21. Juni 2005·Français·Genf·Cour de justice (Cour de droit public) Chambre administrative·PDF·1,255 Wörter·~6 min·2

Volltext

RÉPUBLIQUE E T

CANTON D E GENÈVE POUVOIR JUDICIAIRE A/1849/2005-LCR ATA/449/2005 ARRÊT DU TRIBUNAL ADMINISTRATIF du 21 juin 2005

dans la cause

Monsieur J__________ représenté par Me Eric Maugué, avocat contre SERVICE DES AUTOMOBILES ET DE LA NAVIGATION

- 2/5 - A/1849/2005 EN FAIT 1. Monsieur J__________, né le __________ 1968, domicilié à Genève, est titulaire d’un permis de conduire pour véhicules des catégories A1, B, D1, F, G et M. Selon le dossier produit par le service des automobiles et de la navigation (ci-après : le SAN) l’intéressé n’a pas d’antécédents en matière de circulation routière. 2. Le 28 mars 2005, il a été entendu à titre de renseignements par la police judiciaire de Genève dans le cadre d’une procédure pénale ouverte pour infraction à la loi fédérale sur les stupéfiants, dirigée contre un tiers. A cette occasion, il a déclaré avoir consommé de la cocaïne pendant une année environ et avoir cessé cette consommation. Il avait également consommé, il y a plus de dix ans, des ecstasies et fumé, par le passé, de la marijuana et du haschisch. Il avait enfin goûté à une occasion, deux mois plus tôt, de la MDMA - méthylènedioxy-3,4 méthamphétamine -, offerte lors d’une soirée. 3. Le même jour, la police judiciaire a transmis copie de la déclaration précitée au SAN, en vue de mesures administratives. 4. Par décision du 26 avril 2005, le SAN a retiré, à titre préventif et nonobstant recours, le permis de conduire toutes catégories et sous-catégories, à M. J__________. Il lui a en outre été fait interdiction de conduire des véhicules pour lesquels un permis de conduire n’était pas nécessaire.
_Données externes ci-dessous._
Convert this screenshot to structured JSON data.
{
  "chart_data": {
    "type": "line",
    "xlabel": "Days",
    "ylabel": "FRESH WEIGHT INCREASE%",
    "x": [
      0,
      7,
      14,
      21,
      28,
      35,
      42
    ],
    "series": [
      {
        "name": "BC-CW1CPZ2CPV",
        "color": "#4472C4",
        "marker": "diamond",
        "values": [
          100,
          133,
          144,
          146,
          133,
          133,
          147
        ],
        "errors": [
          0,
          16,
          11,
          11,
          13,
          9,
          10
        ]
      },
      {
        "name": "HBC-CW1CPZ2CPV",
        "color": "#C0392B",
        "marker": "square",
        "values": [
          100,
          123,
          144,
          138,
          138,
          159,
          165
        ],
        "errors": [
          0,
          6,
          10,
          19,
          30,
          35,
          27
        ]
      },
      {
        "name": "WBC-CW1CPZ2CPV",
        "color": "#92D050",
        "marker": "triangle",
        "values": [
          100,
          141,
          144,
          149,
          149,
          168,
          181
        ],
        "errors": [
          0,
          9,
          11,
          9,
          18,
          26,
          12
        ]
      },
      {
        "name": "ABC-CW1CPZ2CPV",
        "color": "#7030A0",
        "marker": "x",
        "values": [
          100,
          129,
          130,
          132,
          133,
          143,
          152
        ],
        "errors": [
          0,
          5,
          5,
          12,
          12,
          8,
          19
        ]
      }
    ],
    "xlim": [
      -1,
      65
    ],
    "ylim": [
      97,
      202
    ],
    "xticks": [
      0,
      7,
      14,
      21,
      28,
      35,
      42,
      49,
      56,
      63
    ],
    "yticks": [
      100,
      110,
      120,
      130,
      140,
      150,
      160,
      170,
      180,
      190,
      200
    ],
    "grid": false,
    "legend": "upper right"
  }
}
Une décision finale serait prise après un examen approfondi auprès de l’Unité de médecine et de psychologie du trafic, laboratoire spécialisé de l’Institut universitaire de médecine légale (ci-après : IUML), destiné à lever les doutes de l’autorité quant à l’aptitude de l’intéressé à la conduite de véhicules à moteur. 5. Par acte du 27 mai 2005, M. J__________ a recouru contre cette décision auprès du Tribunal administratif, concluant à son annulation. Aucun indice laissant apparaître qu’il représentait un risque pour les autres usagers en raison d’une dépendance aux stupéfiants, ne pouvait être tiré de sa déclaration à la police. Il n’avait en effet pas reconnu consommer actuellement des stupéfiants. Il avait d’ailleurs précisé ultérieurement, le 4 mai 2005, devant un juge d’instruction, que la consommation évoquée avait été occasionnelle et remontait à dix ans. Il n’avait pas d’antécédents, ni judiciaire, ni en matière de circulation routière. 6. Le 6 juin 2005, le Tribunal administratif a demandé au juge d’instruction copie de la déclaration faite devant lui par M. J__________ le 4 mai 2005.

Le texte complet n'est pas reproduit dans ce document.